​Buddhist stories concerning Maitreya


In the Mahavastu account the Buddha Sakyamuni narrates to Mogallana his countless previous births during which he served thousands of Buddhas. In the middle of this narration, there is a reference to Maitreya. While speaking about a Buddha called Suprabhasa, Sakyamuni says:

“Suprabhasa was the name of the Tathagata when bodhisattva Maitreya, as the universal king (cakravartin), Vairocana, was aiming at the perfection of enlightenment in the future, and thus first acquired the roots of goodness. And when Suprabhasa was the Tathagata (Teacher), the measure of man’s life was greater, in terms of quality and divinity and morality and so forth. Then, my dear friend, when the cakravartin King Vairocana had seen the exalted Suprabhasa, he experienced a supreme thrill, ecstasy, joy and gladness. For many years he honored the wisdom of that man…. Then he conceived the thought: ‘May I become in some future time a Tathagata … as this Exalted Suprabhasa now is. Thus may I preach the dharma . . . as the Exalted Suprabhasa now does.’”

Normally, such a resolution made in the presence of a Buddha brings forth a prophecy such as the one that the brahman Sumedha obtained from the Buddha Dipankara regarding his future Buddhahood (as Buddha Gautama Sakyamuni). In this case, however, the Buddha Suprabhasa did not respond to the wish of the cakravartin Vairocana. As if he were explaining this strange phenomenon, Sakyamuni adds, “Even so, Mogallana, there is something to add to this, for it was after forty-four kalpas that Maitreya conceived the thought of enlightenment.” 

Whatever the reason for the long delay, it is clear from this statement that Maitreya’s generation of the intention for universal enlightenment lasted at least from the time of his meeting with the Buddha Suprabhasa until his conception of the spirit of the perfect Buddhahood.
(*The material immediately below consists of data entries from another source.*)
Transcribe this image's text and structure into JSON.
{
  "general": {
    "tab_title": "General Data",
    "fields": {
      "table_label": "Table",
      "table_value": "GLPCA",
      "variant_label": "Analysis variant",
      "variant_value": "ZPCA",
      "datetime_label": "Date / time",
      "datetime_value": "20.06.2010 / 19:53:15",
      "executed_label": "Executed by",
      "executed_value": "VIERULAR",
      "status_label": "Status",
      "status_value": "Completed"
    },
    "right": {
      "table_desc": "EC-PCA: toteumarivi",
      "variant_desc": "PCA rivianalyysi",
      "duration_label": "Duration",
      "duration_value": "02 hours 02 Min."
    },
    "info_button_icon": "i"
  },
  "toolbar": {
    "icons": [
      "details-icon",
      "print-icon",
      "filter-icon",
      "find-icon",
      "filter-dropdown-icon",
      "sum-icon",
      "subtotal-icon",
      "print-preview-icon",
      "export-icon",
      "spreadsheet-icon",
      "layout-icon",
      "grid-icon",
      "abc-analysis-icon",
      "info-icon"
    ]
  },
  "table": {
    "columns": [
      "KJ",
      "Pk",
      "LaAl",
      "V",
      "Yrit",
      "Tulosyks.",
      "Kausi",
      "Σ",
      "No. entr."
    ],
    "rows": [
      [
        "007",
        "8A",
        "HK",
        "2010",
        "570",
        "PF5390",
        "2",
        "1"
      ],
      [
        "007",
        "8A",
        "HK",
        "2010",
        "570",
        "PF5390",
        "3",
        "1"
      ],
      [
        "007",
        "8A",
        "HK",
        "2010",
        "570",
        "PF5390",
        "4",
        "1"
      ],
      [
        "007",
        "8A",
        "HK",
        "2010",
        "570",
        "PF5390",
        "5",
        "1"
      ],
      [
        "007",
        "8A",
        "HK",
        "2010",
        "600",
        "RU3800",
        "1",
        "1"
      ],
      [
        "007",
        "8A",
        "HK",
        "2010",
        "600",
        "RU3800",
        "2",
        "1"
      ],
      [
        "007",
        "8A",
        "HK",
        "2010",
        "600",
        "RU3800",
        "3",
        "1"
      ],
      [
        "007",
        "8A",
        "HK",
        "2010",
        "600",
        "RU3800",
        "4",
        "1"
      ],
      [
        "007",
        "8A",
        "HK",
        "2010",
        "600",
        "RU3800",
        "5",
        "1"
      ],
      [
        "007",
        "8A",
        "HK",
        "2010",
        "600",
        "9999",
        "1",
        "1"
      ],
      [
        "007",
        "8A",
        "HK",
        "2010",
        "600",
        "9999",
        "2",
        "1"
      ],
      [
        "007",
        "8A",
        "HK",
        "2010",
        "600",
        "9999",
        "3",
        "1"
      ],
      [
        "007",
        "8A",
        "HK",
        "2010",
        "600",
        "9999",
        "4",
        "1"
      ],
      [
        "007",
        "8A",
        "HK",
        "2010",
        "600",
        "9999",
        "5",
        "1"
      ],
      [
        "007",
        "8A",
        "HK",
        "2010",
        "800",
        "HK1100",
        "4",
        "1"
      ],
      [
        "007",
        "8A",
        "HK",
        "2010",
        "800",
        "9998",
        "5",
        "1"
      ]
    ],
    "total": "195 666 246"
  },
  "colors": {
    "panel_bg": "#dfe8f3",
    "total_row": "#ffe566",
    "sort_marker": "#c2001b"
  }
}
The Mahavastu does not specifically mention the name of the Buddha who accepted his vow for Buddhahood and confirmed it by a prophecy concerning its fulfillment. This event probably occurred at a much later time, under the Buddha Ratnasikhi, as described in the Divyavadana.
Pali Canon continues the theme with a similar motif. According to this text, Maitreya was born in the past in the kingdom of Kurus, in the city of Indapatta, as a cakravartin king named Sankha. He was the first cakravartin to appear in that eon, and the Buddha of that kalpa had not yet appeared. The cakravartin proclaimed that he would give away is kingdom to anyone who would bring him the good news of the appearance of a Buddha in the world. In the course of time, there appeared the Buddha Sirimata, and he arrived within the kingdom of Sankha. A poor man informed the cakravartin of the arrival of the Buddha in his kingdom, and after relinquishing his throne to him, the cakravartin started out on foot to meet the Buddha. 

Lord Sirimata, knowing the aspirations of the cakravartin, decided to appear before him. He took on the guise of a young man riding a chariot, drove to where Sankha was walking, and asked him to mount the chariot. When they arrived at the assembly, the Buddha miraculously appeared before Sankha, seated in full glory. The Buddha then gave a sermon on nirvana, and Sankha, wanting to worship the Buddha with the best gift that he could give, cut his head off at the neck with his bare nails and presented it to the Buddha with the words, “May this gift of mine result in omniscience.” 

With this heroic deed he fulfilled the perfection of giving and was born in the Tusita Heaven, where he was known as Sankha Devaputta. The Anagatavamsa, the Theravada text on the lineage of the future Buddha, only casually mentions that Maitreya had served under four Buddhas, namely, Sumitta, (a former) Maitreya, Muhutta, and Gautama.